Y no es que todas las voces se hayan apagado, las hay. Y querríamos la nuestra estuviera entre ellas, que mantienen su palabra y su canto para seguir diciendo que estas gentes que han tenido el valor de alejarse de sus tierras y de sus casas para que las bombas y el terror no les borren para siempre de la faz del planeta son hermanos con los que compartir los bienes de la tierra y los logrados con el esfuerzo común por generaciones de hombres y de mujeres a los que se nos hace difícil acompasar el progreso material y la estatura moral.

Ya que los crueles atentados nos siguen despertando a la realidad del odio y la violencia, tomemos conciencia también de que compartimos con tantos refugiados la experiencia de volver a nacer. Ojalá nos sirva de revulsivo para mirar la violencia que nos envuelve desde perspectivas de reparación en las que hagamos prevalecer el amor sobre el odio, el bien sobre el mal. Porque nacer siendo vieja no es fácil, la fragilidad del primer nacimiento se viste ahora con otros ropajes, pero no por eso deja de estar presente. Ahora estamos introducidos en un mundo donde lo políticamente correcto parece marcar la dirección de los deseos individuales.

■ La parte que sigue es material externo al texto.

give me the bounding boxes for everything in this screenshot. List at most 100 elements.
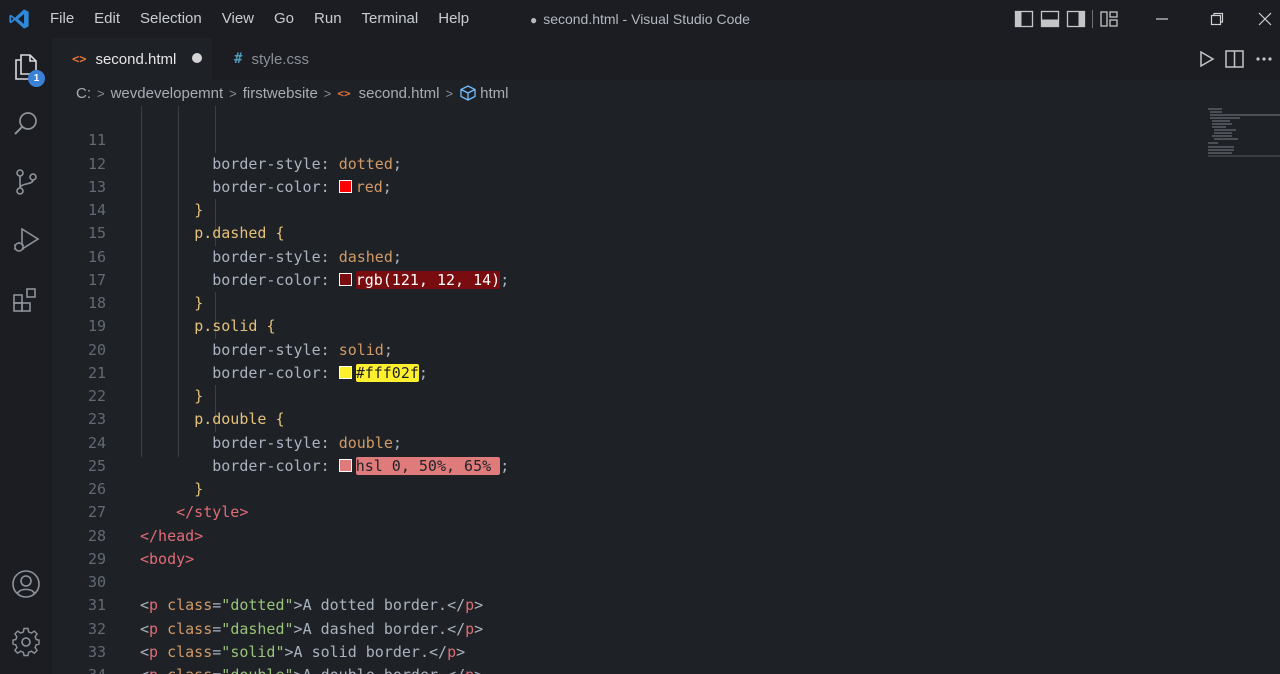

Algunos de los estudiosos de estos temas habla precisamente de como el deseo es humano y no un mero apetito animal, por estar mediado por otro deseo, por el deseo de alguien, sea individual o colectivo. Y esto de tal manera que la identificación nos lleve a realizar acciones que no hubiéramos imaginado con anterioridad. Un amigo de Jesús de Nazaret, como era Pedro, es capaz de negarle por no tomar distancia del deseo colectivo del gentío que buscaba su muerte…

Me pregunto si el deseo colectivo que emerge tras los atentados terroristas que se producen en nuestras sociedades occidentales, va más  allá del rechazo, del castigo, de la respuesta de poner violencia a la violencia, del rechazo a la comunidad cultural o religiosa a la que pertenecen los terroristas suicidas. Me pregunto si somos capaces de escuchar los secos que nacen del fondo de los escritos vacíos de sentido de los jóvenes capaces de realizar estas acciones.